Rourke noted that company culture is important and he intended to continue the path that Lofgren and before him Don Schneider and Al Schneider had laid out.

“I was just trying to find my way to learn; I was attracted to the company culture,” he said of joining Schneider. “The respect and integrity, all those things matter, which is why I’m so jazzed to come to work every day.”

Rourke spoke to the audience at FreightWaves LIVE about that culture and recruiting employees to Green Bay, Wisconsin.

“[Being located in Green Bay] doesn’t always make it easy, but it’s a great community with a lot of outdoor [options] and it has a lot to offer,” he said of the transportation company’s home base.


The culture, though, has carried through the years, and he credited Don Schneider with helping build that foundation.

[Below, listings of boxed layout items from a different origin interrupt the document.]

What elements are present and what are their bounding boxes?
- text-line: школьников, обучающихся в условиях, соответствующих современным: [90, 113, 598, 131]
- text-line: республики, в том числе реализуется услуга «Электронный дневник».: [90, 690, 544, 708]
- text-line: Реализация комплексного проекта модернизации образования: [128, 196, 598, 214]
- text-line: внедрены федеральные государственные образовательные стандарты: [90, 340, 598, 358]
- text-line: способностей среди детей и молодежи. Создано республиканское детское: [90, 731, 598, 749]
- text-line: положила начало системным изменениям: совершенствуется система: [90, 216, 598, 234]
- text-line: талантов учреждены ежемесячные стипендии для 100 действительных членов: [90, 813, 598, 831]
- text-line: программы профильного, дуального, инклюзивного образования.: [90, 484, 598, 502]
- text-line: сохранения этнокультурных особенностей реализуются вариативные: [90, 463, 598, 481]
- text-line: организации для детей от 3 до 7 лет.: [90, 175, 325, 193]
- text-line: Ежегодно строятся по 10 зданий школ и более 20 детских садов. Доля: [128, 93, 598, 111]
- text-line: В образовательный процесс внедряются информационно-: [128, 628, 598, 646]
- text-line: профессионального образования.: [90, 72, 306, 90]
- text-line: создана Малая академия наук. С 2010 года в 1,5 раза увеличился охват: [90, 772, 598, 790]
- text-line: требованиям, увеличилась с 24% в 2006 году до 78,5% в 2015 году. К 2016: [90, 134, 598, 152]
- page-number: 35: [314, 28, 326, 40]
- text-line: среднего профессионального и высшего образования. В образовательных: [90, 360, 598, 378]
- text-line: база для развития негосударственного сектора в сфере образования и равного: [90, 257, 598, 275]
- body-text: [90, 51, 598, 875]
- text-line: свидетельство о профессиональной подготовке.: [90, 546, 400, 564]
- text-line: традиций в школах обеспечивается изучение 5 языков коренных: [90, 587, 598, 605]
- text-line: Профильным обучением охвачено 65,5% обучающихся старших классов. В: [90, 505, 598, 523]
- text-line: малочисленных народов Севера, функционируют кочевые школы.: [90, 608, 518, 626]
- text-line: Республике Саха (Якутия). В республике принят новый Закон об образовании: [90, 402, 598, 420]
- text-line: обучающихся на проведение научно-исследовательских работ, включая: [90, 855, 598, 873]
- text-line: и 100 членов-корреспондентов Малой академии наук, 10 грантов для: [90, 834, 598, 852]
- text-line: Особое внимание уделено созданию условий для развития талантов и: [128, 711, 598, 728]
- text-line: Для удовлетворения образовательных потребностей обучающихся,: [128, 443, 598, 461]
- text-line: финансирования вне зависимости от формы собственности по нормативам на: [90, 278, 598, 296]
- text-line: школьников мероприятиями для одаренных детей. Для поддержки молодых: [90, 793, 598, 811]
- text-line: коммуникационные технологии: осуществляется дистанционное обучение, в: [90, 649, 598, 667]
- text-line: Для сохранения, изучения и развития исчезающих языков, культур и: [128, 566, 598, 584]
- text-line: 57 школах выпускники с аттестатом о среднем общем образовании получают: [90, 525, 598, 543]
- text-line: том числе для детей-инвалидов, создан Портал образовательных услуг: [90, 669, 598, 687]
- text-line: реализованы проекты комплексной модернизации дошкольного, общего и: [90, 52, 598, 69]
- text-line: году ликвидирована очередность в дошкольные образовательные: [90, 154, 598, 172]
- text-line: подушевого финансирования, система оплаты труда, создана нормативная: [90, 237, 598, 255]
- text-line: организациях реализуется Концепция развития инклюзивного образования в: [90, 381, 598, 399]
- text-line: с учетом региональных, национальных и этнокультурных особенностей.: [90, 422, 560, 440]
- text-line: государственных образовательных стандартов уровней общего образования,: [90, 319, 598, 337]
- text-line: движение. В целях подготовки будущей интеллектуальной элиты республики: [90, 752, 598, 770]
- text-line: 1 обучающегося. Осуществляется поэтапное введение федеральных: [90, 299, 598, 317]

“I think his fingerprints are still all over the company,” Rourke said. “How we went from a private enterprise to a public enterprise. … He was always about [promoting based on] a meritocracy, not longevity.”

The changing pace of technology is helping smaller carriers, Rourke noted. Schneider is working more closely with these carriers that at one point might have been shy about partnering with such a large organization.

“Today with technology, we’ve democratized the smaller carrier,” he said. “We’re helping bring size and scale to that small carrier.”

At FreightWaves LIVE, Rourke noted that while startup companies continue to get much of the publicity for their technological innovation, Schneider is not sitting idle. In fact, the company has invested more than $100 million in improving its technology platform in 2019, and investment will continue in 2020.

“I think at times we have put our heads down and done the things our customers have asked us to do, but we have made investments to promote our investments,” he said. “You are going to see a more ‘out there’ and proactive Schneider.”

Specifically, Rourke noted the technological revolution taking place in brokerage, saying there are opportunities to automate certain tasks and better leverage all the data being acquired to help Schneider and its customers better optimize their businesses.

“Of course, we are never going to automate ourselves out of brokerage, and I don’t think [that can be done anyway],” he said.